I think it's modest...and kind of cute!
The ladies of Go Fug Yourself know that of which they speak.
And I don't think anything that reveals where side of the breast changes to the lower curve can be called "modest."
But, there's a reason you call it a mantux, Tibore. And unless there's something about Maria Bello we don't know, its a flip, winky gender-bending outfit.
I will, however, say that the two main rules put out by the girls of GFY are followed here - 1.) it fits, 2.) it covers her bits.
The real question is, What would Kevin Barrett wear to the "World Trade Center" premiere? My vote: a mock turtleneck.

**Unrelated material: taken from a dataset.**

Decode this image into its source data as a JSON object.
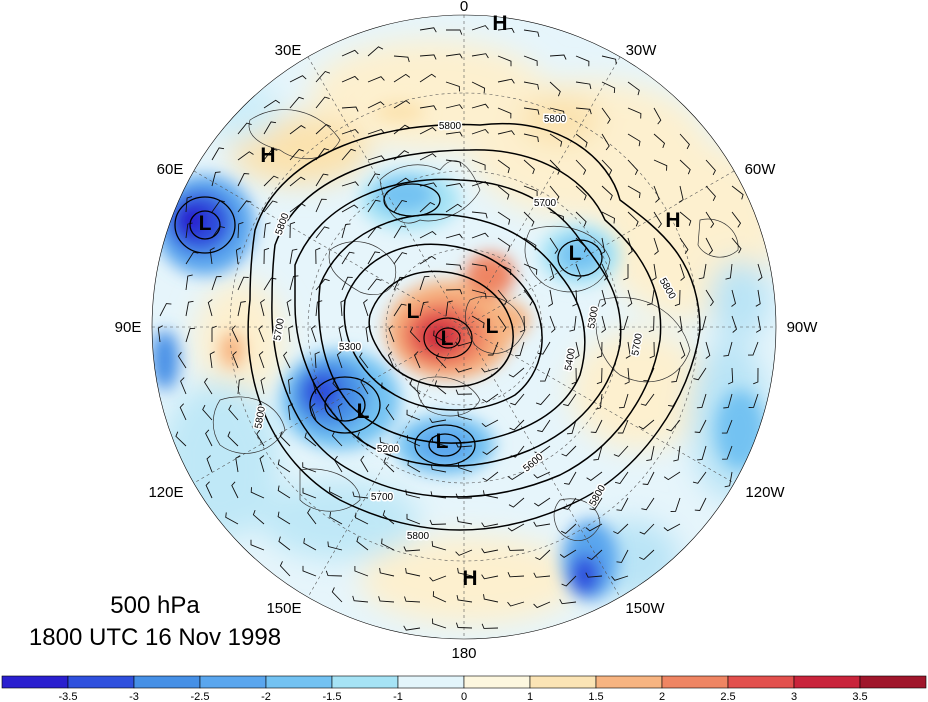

Well I usually avoid commenting on women;s fashions at all costs unless it's to take shots at Robin Givens, but the gals at FGY were nicer to Ms Bello than to Tara Reid:
Alas, though, Tara's problems don't stop with her wan mane. Poor little Nips Akimbo, Child of Chestal Tragedy, has chosen yet another shirt that not only emphasizes the mesmerizingly shameful work of her plastic surgeon -- seriously, when he put in her implants, did he use ACTUAL sandbags? -- but which is also just sort of inexplicable. I'm not sure what those shoulder flaps are, but the way they drape on her shoulders looks like the shirt is pressing down on her, giving her a weird slouchy look that only enhances the fact that her expensive mounds of hell are already flying south for the winter.
Oh, I think the something we "don't know" about Maria Bello is nothing more than that she occasionally listens to the wrong salespeople at the designer outfits store. Most of her other outfits? VaVOOOM, Woo-HOO, (*Whistles*)!
As far as it's appropriateness for a somber movie premiere? Well... guess that's a matter for personal taste (or snark, which the Fug twins have mastered, transcended even). Again, in my mind, crossing the line would take real distasteful action, like a Bin Laden t-shirt or some equivalent obscenity. Although, reading what the GFY duo thinks - even when I disagree - is totally worth it, just for the entertainment value.
Speaking of the Fug twins (Damn! Heather's a dead ringer for Joan Collins! ;) ...), the fact that they're able to consistently generate that level of, er... commentary on fashion is incredible. I haven't laughed so hard in forever. Anyone read any of the other star reviews? Jeeeeeeeezus... I bustued a gut laughing.
"Father, father! Fraulein Maria's come back from the Abbey!"
"She looks like Little Ho Peep"
"(Bjork's) shawl looks more like somebody in the retouching department made a small error with the square brush tool." (No, really, you've got to see what they're talking about).
What a fun site!
LOL Tibore, yes - they are the best. I stop by every day and they always make me laugh.